Both the pound and euro hit 6 week highs against the US dollar yesterday as a measure of risk appetite returned to the markets with traders quietly confident that the euro zone summit on Wednesday will yield results.
Press reports on Monday suggested Germany wants to see the European Financial Stability Facility’s (EFSF’s) lending capacity increased to above €1 trillion as well as a restructuring of Greece’s debt. Today sees a crucial vote in the German parliament on the two options currently on the table to leverage the European Financial Stability Fund (EFSF). According to a document to which Bloomberg News has had access, the first would raise the EFSF’s capacity by insuring a fraction of countries’ funding requirements, and the second combines capital from European and non-European public and private investors.
This isn’t new but the document goes on to state that, “The capacity of the extended EFSF can be enlarged without extending the guarantees underpinning (…) the leverage which can be achieved can only be determined after dialogue with investors and rating agencies around the new instrument, and in the light of prevailing investor appetite over time for the sovereign bonds of particular member states.”
Bloomberg suggest the document simply underscores the gaps still present in the European strategy. Some market commentary seems to be attributing the slight selling pressure expected at the start of today´s session to the aforementioned.
At the euro summit, Germany and France continue to exert pressure on Italy to speed up economic reforms but Italian Prime Minister Silvio Berlusconi defended his government´s track record and credentials on economic policy, assuring investors that it is preparing to pass “important decisions” on structural changes in the economy.
In a statement issued on Monday night, the Italian Prime Minister said that, “Nobody in the EU can self-nominate himself commissioner and speak in the name of elected governments,” adding that, “nobody can give lectures (to other EU member states)”.

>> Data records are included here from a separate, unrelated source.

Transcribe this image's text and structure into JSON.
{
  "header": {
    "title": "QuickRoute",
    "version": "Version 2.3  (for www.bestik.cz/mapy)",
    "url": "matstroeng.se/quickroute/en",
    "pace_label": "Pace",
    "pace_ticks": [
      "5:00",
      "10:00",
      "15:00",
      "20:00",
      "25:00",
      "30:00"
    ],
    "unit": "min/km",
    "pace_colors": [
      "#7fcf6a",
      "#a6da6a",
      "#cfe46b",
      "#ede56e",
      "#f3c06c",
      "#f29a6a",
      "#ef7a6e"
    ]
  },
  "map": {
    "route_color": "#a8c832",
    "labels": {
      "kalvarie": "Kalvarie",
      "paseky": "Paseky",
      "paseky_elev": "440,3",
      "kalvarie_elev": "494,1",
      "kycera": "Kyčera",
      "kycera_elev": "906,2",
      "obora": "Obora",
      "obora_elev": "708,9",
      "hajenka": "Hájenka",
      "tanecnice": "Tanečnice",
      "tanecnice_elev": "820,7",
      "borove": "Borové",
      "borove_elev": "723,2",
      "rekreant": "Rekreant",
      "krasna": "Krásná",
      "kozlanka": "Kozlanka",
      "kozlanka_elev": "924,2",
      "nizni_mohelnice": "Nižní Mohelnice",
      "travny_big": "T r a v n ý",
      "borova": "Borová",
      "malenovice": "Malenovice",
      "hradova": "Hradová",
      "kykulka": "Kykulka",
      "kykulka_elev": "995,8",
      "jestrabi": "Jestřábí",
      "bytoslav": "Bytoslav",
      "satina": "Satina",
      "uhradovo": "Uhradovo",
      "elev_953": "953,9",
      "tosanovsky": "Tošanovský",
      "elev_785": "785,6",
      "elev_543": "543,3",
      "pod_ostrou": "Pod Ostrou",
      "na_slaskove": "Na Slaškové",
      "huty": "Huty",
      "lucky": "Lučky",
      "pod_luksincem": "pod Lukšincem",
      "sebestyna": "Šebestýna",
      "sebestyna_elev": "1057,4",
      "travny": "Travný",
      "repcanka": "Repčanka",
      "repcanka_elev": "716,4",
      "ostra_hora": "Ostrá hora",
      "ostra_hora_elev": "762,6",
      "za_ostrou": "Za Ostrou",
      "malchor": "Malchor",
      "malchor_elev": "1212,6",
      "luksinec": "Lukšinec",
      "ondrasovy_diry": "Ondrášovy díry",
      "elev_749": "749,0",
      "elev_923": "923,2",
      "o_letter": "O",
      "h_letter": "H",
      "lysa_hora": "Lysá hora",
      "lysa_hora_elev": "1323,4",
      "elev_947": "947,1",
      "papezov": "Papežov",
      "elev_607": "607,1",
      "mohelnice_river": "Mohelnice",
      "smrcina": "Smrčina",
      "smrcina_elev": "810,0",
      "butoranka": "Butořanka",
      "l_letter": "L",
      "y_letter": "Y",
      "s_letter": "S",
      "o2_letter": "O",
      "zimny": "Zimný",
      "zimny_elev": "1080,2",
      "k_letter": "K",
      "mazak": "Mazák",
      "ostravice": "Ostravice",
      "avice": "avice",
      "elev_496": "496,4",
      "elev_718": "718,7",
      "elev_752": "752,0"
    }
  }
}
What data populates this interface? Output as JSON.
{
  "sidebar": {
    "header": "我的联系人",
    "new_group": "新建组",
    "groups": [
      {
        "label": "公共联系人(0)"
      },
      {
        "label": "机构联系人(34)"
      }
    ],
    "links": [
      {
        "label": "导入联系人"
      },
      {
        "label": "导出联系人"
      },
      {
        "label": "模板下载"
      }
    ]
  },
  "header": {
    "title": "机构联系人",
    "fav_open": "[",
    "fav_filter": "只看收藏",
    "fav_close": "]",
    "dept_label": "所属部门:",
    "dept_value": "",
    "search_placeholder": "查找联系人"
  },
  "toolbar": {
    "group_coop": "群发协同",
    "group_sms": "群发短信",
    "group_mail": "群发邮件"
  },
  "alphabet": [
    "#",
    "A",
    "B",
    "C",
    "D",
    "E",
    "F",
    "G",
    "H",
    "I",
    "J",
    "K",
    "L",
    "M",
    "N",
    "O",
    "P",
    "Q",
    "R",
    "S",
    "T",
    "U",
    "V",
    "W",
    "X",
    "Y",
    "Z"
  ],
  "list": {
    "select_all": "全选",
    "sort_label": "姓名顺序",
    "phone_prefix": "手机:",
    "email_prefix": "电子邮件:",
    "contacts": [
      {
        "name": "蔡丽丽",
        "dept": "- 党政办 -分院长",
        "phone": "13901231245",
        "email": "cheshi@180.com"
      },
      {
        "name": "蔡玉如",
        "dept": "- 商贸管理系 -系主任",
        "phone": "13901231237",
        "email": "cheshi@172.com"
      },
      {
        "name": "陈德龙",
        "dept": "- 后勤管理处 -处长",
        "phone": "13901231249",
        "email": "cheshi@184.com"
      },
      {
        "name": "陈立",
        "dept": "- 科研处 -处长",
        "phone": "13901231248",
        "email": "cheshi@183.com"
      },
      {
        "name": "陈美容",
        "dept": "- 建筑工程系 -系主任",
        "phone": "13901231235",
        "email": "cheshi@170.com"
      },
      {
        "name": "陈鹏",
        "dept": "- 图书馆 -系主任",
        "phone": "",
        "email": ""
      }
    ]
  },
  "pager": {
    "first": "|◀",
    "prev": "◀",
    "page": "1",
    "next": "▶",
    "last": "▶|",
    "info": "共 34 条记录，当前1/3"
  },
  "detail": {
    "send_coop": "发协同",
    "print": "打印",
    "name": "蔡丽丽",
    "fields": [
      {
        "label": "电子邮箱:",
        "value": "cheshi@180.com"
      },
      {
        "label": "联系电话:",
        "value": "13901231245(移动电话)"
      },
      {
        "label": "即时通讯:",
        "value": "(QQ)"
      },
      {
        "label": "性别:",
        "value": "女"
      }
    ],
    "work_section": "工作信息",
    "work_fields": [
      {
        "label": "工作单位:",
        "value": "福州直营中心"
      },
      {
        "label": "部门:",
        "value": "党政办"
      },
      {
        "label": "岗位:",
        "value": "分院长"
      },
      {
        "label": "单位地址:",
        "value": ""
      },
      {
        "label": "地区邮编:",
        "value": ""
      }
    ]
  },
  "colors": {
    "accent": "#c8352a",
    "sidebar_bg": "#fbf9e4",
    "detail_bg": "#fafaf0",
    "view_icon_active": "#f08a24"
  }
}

Away from the euro zone, slightly better than expected data from China and Japan suggested the world economy may after be on track for a sustained if slow recovery and this helped improve sentiment. Investors sought out higher yielding currencies such as the Australian dollar and South African Rand whilst so called ‘safe haven’ currencies like the US dollar and Japanese Yen lost ground. This may cool the rumours over the last few weeks that Japanese officials were preparing to intervene to cool the nation’s currency as it reached daily high’s on the back of the risk aversion theme which has largely dominated the markets since May but which makes exports more expensive.